もちろん喜ばしくないわけがありません。だけど私は一方で、だから何?という気持ちの方が強くあります。

全ての試合を終わったときにどこにいるかが重要なわけで……それは去年のチームがずっと言い続け、そして体現してくれたことだし、今回の試合を終えた後の高木監督インタビューでもお話があったこと。

今の順位はあくまでもそのための一里塚。


前半戦、21チームとの対戦を終えて勝点13にとどまったチームが、後半戦わずか9試合で前半戦を上回る戦果を挙げました。

試合後、スタジアムの照明を少し落とした中でたくさんのスマートフォンやペンライトが輝く光景が、遠ざかっていた希望の光とダブって見えて、とても心地よく感じました。

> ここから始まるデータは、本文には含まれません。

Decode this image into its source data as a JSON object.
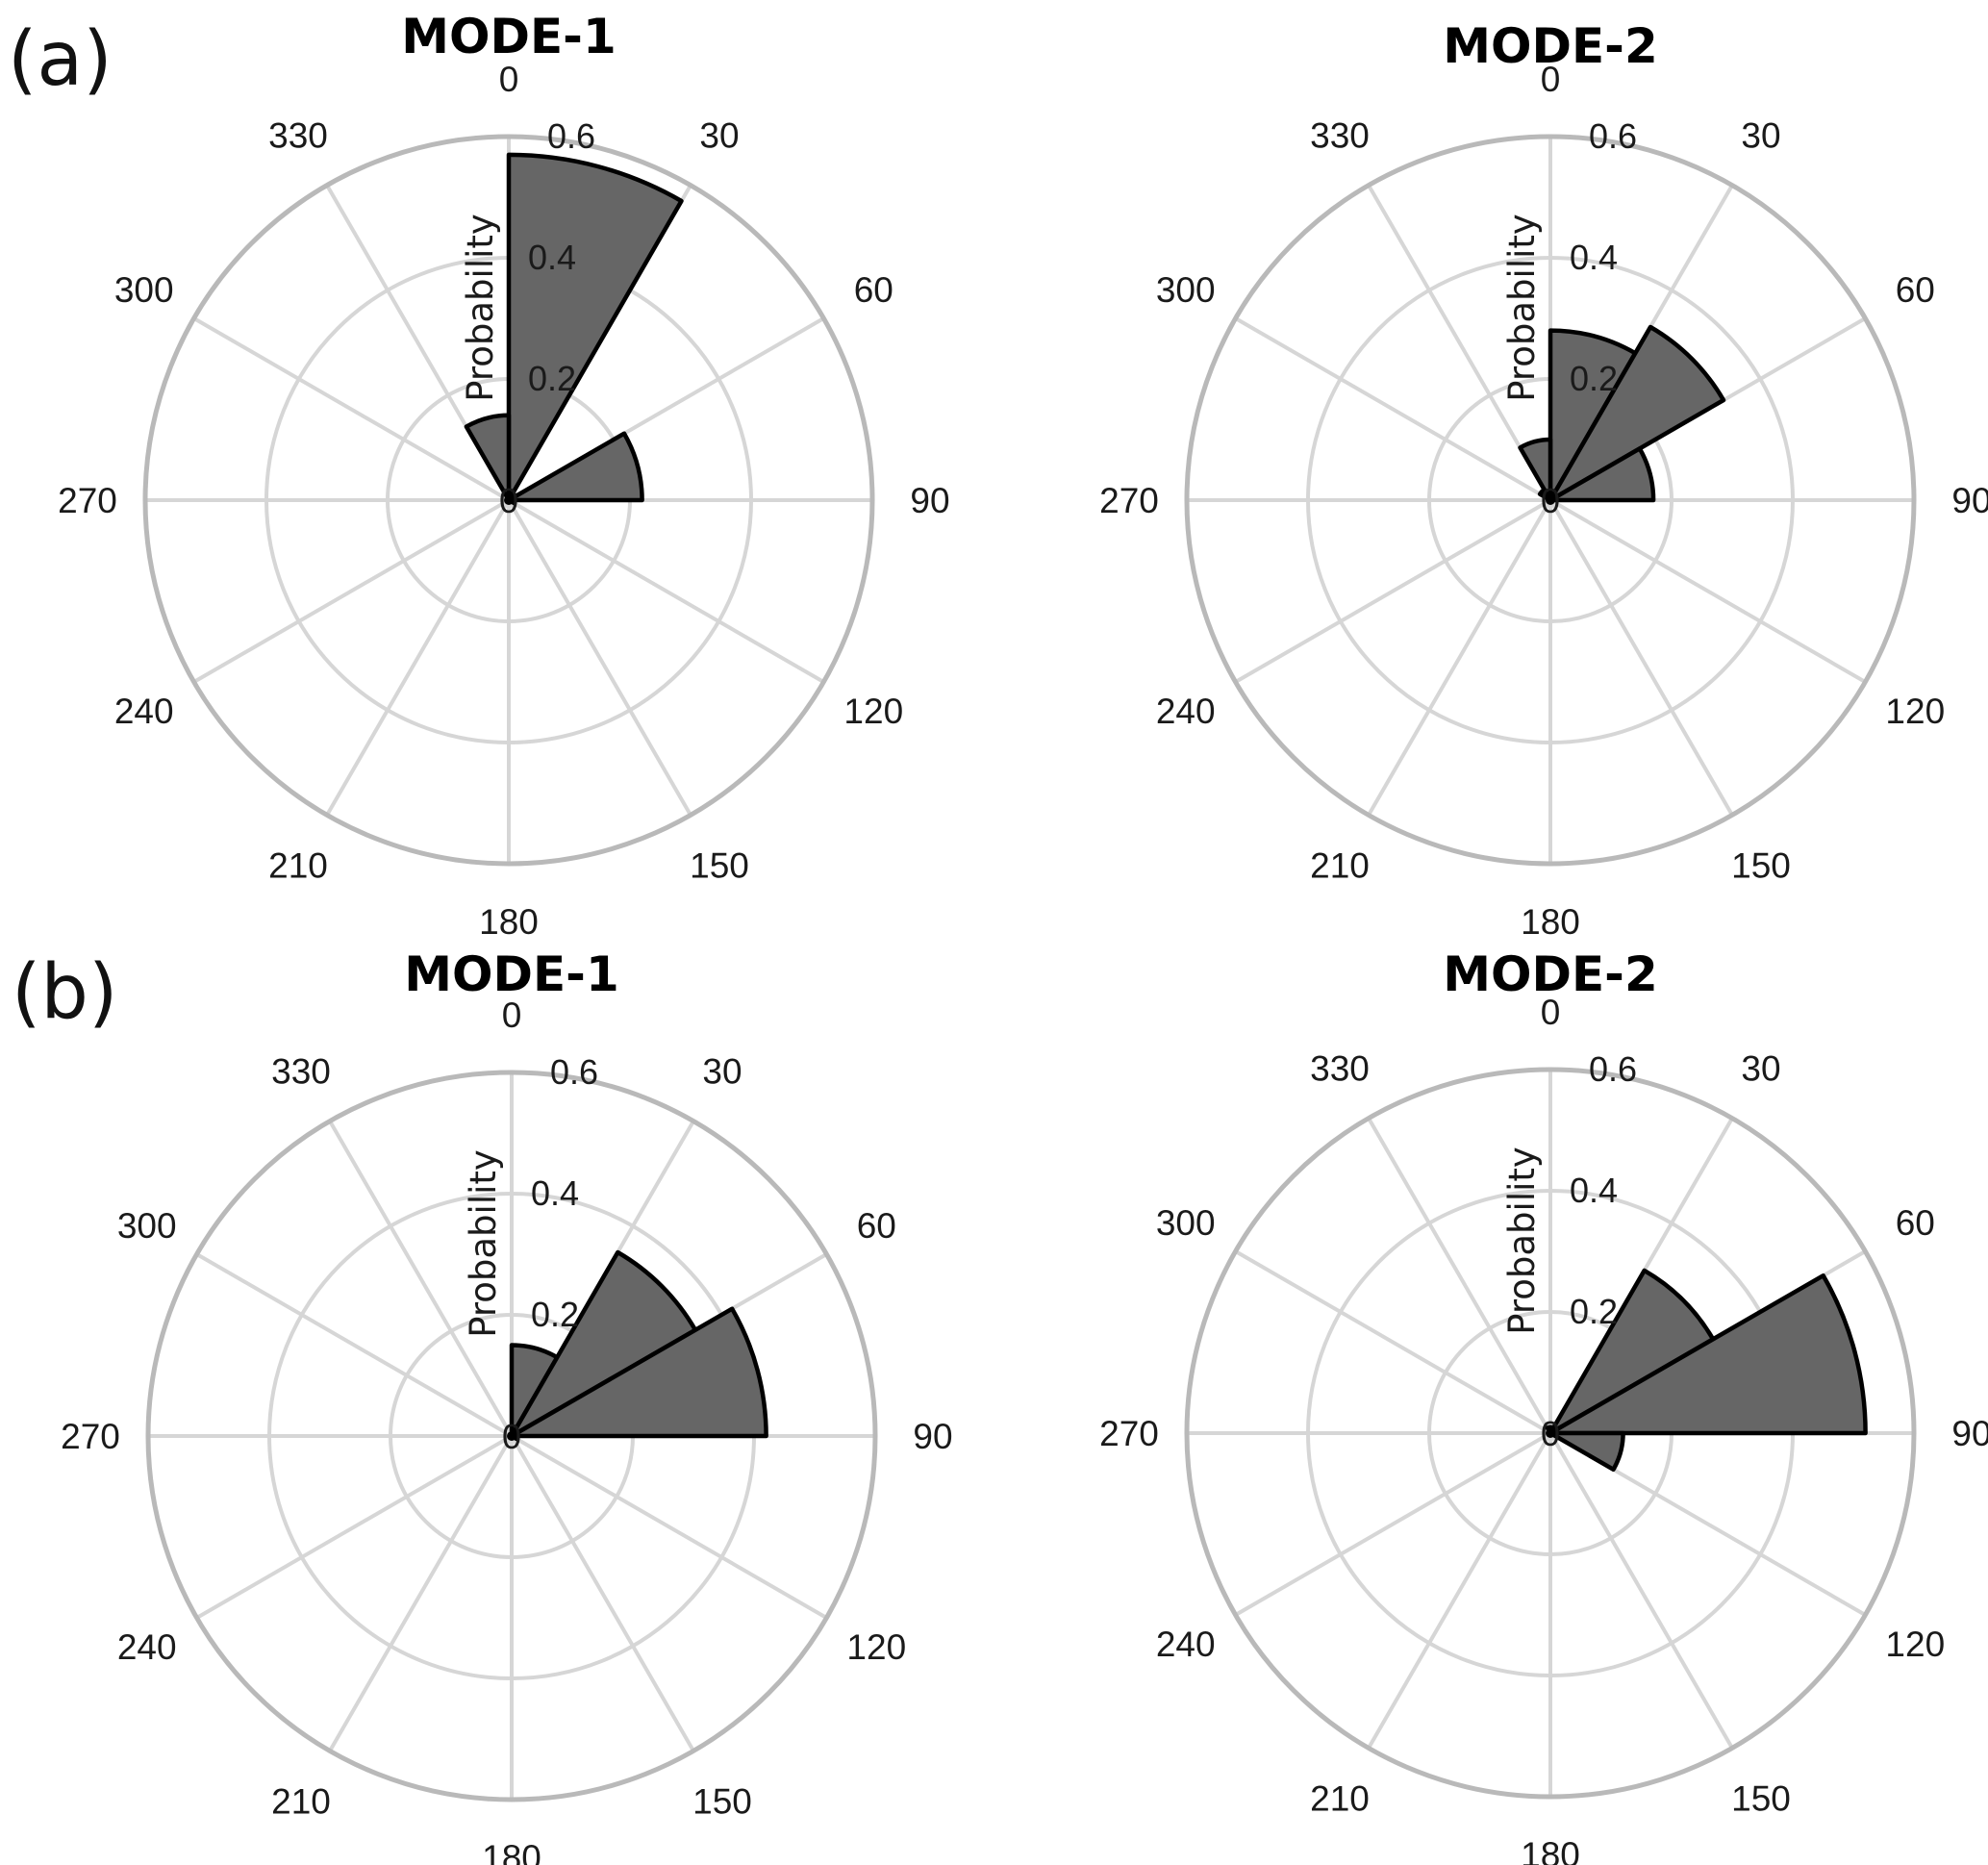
{
  "panels": [
    {
      "label": "(a)"
    },
    {
      "label": "(b)"
    }
  ],
  "chart_data": [
    {
      "type": "polar-bar",
      "panel": "(a)",
      "title": "MODE-1",
      "ylabel": "Probability",
      "theta_ticks": [
        "0",
        "30",
        "60",
        "90",
        "120",
        "150",
        "180",
        "210",
        "240",
        "270",
        "300",
        "330"
      ],
      "r_ticks": [
        "0",
        "0.2",
        "0.4",
        "0.6"
      ],
      "rlim": [
        0,
        0.6
      ],
      "bar_width_deg": 30,
      "bars": [
        {
          "center_deg": 15,
          "value": 0.57
        },
        {
          "center_deg": 45,
          "value": 0.01
        },
        {
          "center_deg": 75,
          "value": 0.22
        },
        {
          "center_deg": 105,
          "value": 0.01
        },
        {
          "center_deg": 345,
          "value": 0.14
        }
      ],
      "bar_color": "#666666"
    },
    {
      "type": "polar-bar",
      "panel": "(a)",
      "title": "MODE-2",
      "ylabel": "Probability",
      "theta_ticks": [
        "0",
        "30",
        "60",
        "90",
        "120",
        "150",
        "180",
        "210",
        "240",
        "270",
        "300",
        "330"
      ],
      "r_ticks": [
        "0",
        "0.2",
        "0.4",
        "0.6"
      ],
      "rlim": [
        0,
        0.6
      ],
      "bar_width_deg": 30,
      "bars": [
        {
          "center_deg": 15,
          "value": 0.28
        },
        {
          "center_deg": 45,
          "value": 0.33
        },
        {
          "center_deg": 75,
          "value": 0.17
        },
        {
          "center_deg": 345,
          "value": 0.1
        },
        {
          "center_deg": 315,
          "value": 0.02
        }
      ],
      "bar_color": "#666666"
    },
    {
      "type": "polar-bar",
      "panel": "(b)",
      "title": "MODE-1",
      "ylabel": "Probability",
      "theta_ticks": [
        "0",
        "30",
        "60",
        "90",
        "120",
        "150",
        "180",
        "210",
        "240",
        "270",
        "300",
        "330"
      ],
      "r_ticks": [
        "0",
        "0.2",
        "0.4",
        "0.6"
      ],
      "rlim": [
        0,
        0.6
      ],
      "bar_width_deg": 30,
      "bars": [
        {
          "center_deg": 15,
          "value": 0.15
        },
        {
          "center_deg": 45,
          "value": 0.35
        },
        {
          "center_deg": 75,
          "value": 0.42
        },
        {
          "center_deg": 105,
          "value": 0.01
        }
      ],
      "bar_color": "#666666"
    },
    {
      "type": "polar-bar",
      "panel": "(b)",
      "title": "MODE-2",
      "ylabel": "Probability",
      "theta_ticks": [
        "0",
        "30",
        "60",
        "90",
        "120",
        "150",
        "180",
        "210",
        "240",
        "270",
        "300",
        "330"
      ],
      "r_ticks": [
        "0",
        "0.2",
        "0.4",
        "0.6"
      ],
      "rlim": [
        0,
        0.6
      ],
      "bar_width_deg": 30,
      "bars": [
        {
          "center_deg": 15,
          "value": 0.01
        },
        {
          "center_deg": 45,
          "value": 0.31
        },
        {
          "center_deg": 75,
          "value": 0.52
        },
        {
          "center_deg": 105,
          "value": 0.12
        },
        {
          "center_deg": 345,
          "value": 0.01
        }
      ],
      "bar_color": "#666666"
    }
  ]
}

ただ……、申すまでもなく、これでハッピーエンドが約束されたわけではありません。

ハッピーエンドなんて、たとえつかみかけたって逃げていくもの。それは、2010年11月23日、このクラブが痛感したであろうこと。

私はその日のことを知りません。ただ、そういうことがあったということを忘れず、これからも自分の務めを果たしたいと思っています。


残り12試合。慢心せず、過信せず、されど自信を持って。

ハッピーエンドに向かって、歩んでいきましょう。